Once you got past the few dinner and late dinner rushes, there’d often be big lulls. We had three people in our closing shift, and generally I was on drive-thru and register duty. Between orders I’d wipe down dishes or rotate things out of the fryer. There was a lot of time to mull over my life, which was basically half of what I did as a teenager. And the night would just stretch and stretch in a timeless kind of way, like a movie that cuts to multiple shots of the same thing and no time has passed. Is this beginning to sound familiar to you yet — the panning back and forth to Baron and the lines of vision teams teeter on. Where simultaneously nothing is happening and everything is on the verge of happening.

Eventually we approach closing hours, and barring a mechanic coming off a late shift or the post-bar stragglers, it was the only time of the night that seemed to speed up. We would flatten skittles on the presser and we would sneak out back for quick smoke breaks of all sorts. This is the kind of cadence I think of when the two teams finally slam into each other in the late game, and one of them emerges victorious.

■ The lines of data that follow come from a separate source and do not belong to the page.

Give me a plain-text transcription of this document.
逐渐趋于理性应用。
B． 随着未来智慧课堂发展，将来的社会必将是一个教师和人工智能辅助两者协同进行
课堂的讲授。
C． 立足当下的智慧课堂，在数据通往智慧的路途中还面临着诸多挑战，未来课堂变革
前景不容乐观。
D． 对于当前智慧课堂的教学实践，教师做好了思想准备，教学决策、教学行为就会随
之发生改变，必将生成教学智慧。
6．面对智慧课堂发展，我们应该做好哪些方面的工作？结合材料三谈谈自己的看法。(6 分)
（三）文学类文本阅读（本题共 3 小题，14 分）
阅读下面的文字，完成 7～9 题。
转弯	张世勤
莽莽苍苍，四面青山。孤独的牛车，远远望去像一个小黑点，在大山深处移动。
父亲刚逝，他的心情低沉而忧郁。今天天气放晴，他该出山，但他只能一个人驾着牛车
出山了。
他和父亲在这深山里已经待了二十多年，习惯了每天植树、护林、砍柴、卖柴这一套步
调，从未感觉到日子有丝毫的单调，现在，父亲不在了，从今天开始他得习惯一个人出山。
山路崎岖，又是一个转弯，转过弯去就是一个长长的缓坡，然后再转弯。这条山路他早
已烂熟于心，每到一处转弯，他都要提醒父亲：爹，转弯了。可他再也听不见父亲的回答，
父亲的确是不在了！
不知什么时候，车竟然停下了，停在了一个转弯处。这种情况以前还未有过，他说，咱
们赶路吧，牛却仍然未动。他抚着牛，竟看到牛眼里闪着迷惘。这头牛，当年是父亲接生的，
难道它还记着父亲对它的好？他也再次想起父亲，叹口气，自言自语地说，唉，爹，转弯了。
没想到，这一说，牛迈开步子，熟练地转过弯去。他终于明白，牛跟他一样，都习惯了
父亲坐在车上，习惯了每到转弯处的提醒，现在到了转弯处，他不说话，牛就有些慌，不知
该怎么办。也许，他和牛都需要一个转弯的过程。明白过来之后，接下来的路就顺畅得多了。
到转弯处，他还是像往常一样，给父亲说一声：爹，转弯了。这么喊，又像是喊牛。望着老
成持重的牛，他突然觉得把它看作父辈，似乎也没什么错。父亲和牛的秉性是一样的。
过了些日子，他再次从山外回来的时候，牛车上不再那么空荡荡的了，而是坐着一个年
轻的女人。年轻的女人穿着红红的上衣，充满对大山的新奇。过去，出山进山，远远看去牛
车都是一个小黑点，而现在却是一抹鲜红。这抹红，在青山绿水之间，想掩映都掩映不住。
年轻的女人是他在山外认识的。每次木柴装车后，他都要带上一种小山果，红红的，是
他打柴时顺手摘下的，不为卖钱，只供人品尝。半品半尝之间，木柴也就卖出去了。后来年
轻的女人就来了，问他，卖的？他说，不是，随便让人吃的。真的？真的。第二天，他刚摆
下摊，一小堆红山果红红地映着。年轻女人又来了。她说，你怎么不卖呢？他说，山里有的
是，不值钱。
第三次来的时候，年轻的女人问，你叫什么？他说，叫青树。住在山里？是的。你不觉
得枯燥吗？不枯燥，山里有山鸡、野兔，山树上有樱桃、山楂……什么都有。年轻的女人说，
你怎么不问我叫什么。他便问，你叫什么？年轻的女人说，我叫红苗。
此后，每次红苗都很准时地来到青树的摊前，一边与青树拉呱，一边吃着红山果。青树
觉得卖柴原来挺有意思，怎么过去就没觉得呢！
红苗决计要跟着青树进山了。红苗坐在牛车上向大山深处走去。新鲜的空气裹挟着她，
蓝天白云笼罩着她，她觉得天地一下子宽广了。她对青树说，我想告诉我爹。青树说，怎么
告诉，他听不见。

Time speeds up as we realize a fight has actually decided the game.

But, you know, there is just something intoxicating about the delirious state of being when watching a long League of Legends game. There are few things that can replicate the vibe of a closing shift or graveyard shift or an overnight study session — in the middle of the day — quite like it. There is the third wind there, too — once you’ve settled into a rhythm, what you are doing feels as natural as breathing. You feel like you can breathe forever. That’s what it means to me for time to change its heartbeat: if it is relatively slow, then perhaps the world around us speeds up when we are locked into the game. And when it is relatively fast — the team fight finally triggering — everything else slows down. As if time itself wants to watch.

Do you know that feeling that permeates in you after a long game finally ends? It is not quite a sinking feeling when your team loses — if it’s a 60 minute game, then you’ve been braced for that reality for at least the past thirty minutes. It is more of a hunger, where you yearn to dive right back into it so that it might eventually carve out a different ending for you. One where your team wins, which if it does happen, of course, produces a kind of exhausting high that is like relief but not quite. It is more like when you are clocking out of work — there is a sense of conclusion to it, but you also know it will happen again. You will be back.

All of this is to say I do hate many aspects of the long game, but it’s in those late standoffs that I feel like I best understand why I continue to tune into League of Legends. The sense of that particular experience feels like one life cycle, complete with a beginning, middle, and end. And towards the end, when I can begin to feel my feet against the ground again, and the cars outside crescendo back into existence, I can’t help but not want to leave. I can’t help but want to see where else those games could take me.